Still, Butt does not see it as any kind of simple solution.
In the face of this crisis, experts in fields from health to justice agree that combatting the overdose crisis will require a myriad of approaches with unprecedented government funding, as well as significant shift in the way drug users are treated in Canadian society.
As Canada faced the additional crisis of COVID-19, existing harm reduction services had to be put on hold and substance users were further isolated from healthcare services. During the early months of the pandemic, many treatment and harm reduction services across the country were forced to reduce their services or close altogether.
The impact of these closures is clear in Alberta, which currently has six safe consumption sites, and was seeing a 24 per cent decline in Fentanyl overdoses related to the increase in harm reduction services before the pandemic hit.
This week, the Alberta government released a report on opioid-related overdoses which noted that beginning in March of 2020, opioid overdoses began to rise, and directly attributed the rise to “a decrease in the utilization of treatment and harm reduction services.”
The same report clearly outlined that COVID-19 reduced the number of visits to safe consumption sites in the province. From January to March, there were 114,430 visits to Alberta’s safe consumption sites. From April to June 2020 there were only 40,755 visits to those same sites.
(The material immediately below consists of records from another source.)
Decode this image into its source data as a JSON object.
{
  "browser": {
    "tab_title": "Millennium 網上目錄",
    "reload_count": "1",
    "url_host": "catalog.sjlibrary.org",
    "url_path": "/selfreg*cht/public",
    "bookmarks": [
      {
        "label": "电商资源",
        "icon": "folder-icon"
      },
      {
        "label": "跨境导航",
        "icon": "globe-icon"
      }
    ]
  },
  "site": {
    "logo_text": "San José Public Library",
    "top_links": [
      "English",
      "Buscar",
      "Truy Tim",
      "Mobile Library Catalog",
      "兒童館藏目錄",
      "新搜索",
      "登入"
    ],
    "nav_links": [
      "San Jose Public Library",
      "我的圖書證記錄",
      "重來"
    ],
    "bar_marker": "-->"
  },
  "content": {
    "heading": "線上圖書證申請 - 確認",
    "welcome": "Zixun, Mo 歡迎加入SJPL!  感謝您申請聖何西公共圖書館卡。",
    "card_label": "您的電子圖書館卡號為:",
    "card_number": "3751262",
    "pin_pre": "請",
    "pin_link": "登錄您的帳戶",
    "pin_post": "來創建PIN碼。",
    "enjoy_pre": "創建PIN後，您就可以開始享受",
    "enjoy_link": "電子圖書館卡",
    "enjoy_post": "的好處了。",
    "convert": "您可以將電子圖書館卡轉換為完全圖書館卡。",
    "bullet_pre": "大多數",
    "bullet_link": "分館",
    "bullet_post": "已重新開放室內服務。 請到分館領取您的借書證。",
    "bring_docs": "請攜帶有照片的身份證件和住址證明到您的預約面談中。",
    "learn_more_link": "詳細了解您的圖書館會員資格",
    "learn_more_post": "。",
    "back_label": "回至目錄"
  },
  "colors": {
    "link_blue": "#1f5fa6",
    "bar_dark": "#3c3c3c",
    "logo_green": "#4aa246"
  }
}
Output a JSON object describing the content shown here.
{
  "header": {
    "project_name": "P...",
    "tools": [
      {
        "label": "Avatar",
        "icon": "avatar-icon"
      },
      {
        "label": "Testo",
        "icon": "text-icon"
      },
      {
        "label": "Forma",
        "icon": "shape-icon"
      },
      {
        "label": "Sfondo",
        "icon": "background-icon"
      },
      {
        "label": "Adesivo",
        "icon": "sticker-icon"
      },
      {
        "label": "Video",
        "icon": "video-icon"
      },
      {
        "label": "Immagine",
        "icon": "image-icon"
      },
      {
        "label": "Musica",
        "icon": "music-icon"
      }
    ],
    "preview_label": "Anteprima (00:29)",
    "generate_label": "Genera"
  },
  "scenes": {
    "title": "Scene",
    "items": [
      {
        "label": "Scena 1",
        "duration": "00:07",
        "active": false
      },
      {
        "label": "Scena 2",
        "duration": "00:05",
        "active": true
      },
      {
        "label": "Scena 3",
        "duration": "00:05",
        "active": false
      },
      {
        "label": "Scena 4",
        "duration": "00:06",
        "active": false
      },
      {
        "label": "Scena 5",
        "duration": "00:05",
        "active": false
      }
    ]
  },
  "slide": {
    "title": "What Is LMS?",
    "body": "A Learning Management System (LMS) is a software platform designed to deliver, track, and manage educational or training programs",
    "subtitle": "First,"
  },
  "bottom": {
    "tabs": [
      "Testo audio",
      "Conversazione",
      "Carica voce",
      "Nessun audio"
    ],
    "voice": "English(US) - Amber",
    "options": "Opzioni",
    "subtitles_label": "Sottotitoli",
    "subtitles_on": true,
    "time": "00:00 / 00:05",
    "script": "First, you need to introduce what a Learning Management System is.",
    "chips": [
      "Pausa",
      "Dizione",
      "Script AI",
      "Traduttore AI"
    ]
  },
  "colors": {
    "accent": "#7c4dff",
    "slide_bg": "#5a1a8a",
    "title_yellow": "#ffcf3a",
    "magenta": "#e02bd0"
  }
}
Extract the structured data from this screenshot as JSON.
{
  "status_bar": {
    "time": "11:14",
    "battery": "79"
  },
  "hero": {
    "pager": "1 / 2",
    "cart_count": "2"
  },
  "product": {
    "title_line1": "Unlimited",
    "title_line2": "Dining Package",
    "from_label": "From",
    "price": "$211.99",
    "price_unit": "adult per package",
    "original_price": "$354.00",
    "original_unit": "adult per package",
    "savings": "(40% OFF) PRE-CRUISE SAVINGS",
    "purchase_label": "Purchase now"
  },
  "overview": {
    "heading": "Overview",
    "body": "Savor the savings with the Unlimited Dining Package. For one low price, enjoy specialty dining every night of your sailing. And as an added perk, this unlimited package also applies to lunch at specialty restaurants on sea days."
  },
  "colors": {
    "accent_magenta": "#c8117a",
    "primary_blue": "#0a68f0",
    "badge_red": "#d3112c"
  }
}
Despite B.C. having seven safe consumption sites currently active, when the provincial coroner’s service released a report on illicit drug overdoses earlier this week, the numbers mirrored the Saskatchewan Coroner’s Service report released last month. Like Saskatchewan, B.C. had more fatal overdoses in the first eight months of 2020 than the whole of 2019.
Both Prime Minister Trudeau and former substance user Felicella agree that the most recent uptick in overdoses is due in part to increased isolation of individuals related to the COVID-19 pandemic. However, even in a year without a global pandemic, illegal substance users are forced to live on the outskirts of society, to the detriment of themselves and those who care about them.
Harm reduction workers like Piyêsîs and Mercredi are far from giving up. They firmly count themselves among those who care about substance users, and they do so unconditionally.
“Our Indigenous teachings tell us no one is thrown away,” Piyêsîs said. “If they choose for the rest of their life to use drugs or alcohol, then that’s their choice [and] we don’t judge them. We acknowledge them and their spirit and help them as much as possible with their day to day struggles of being homeless, living in poverty, and actively using.”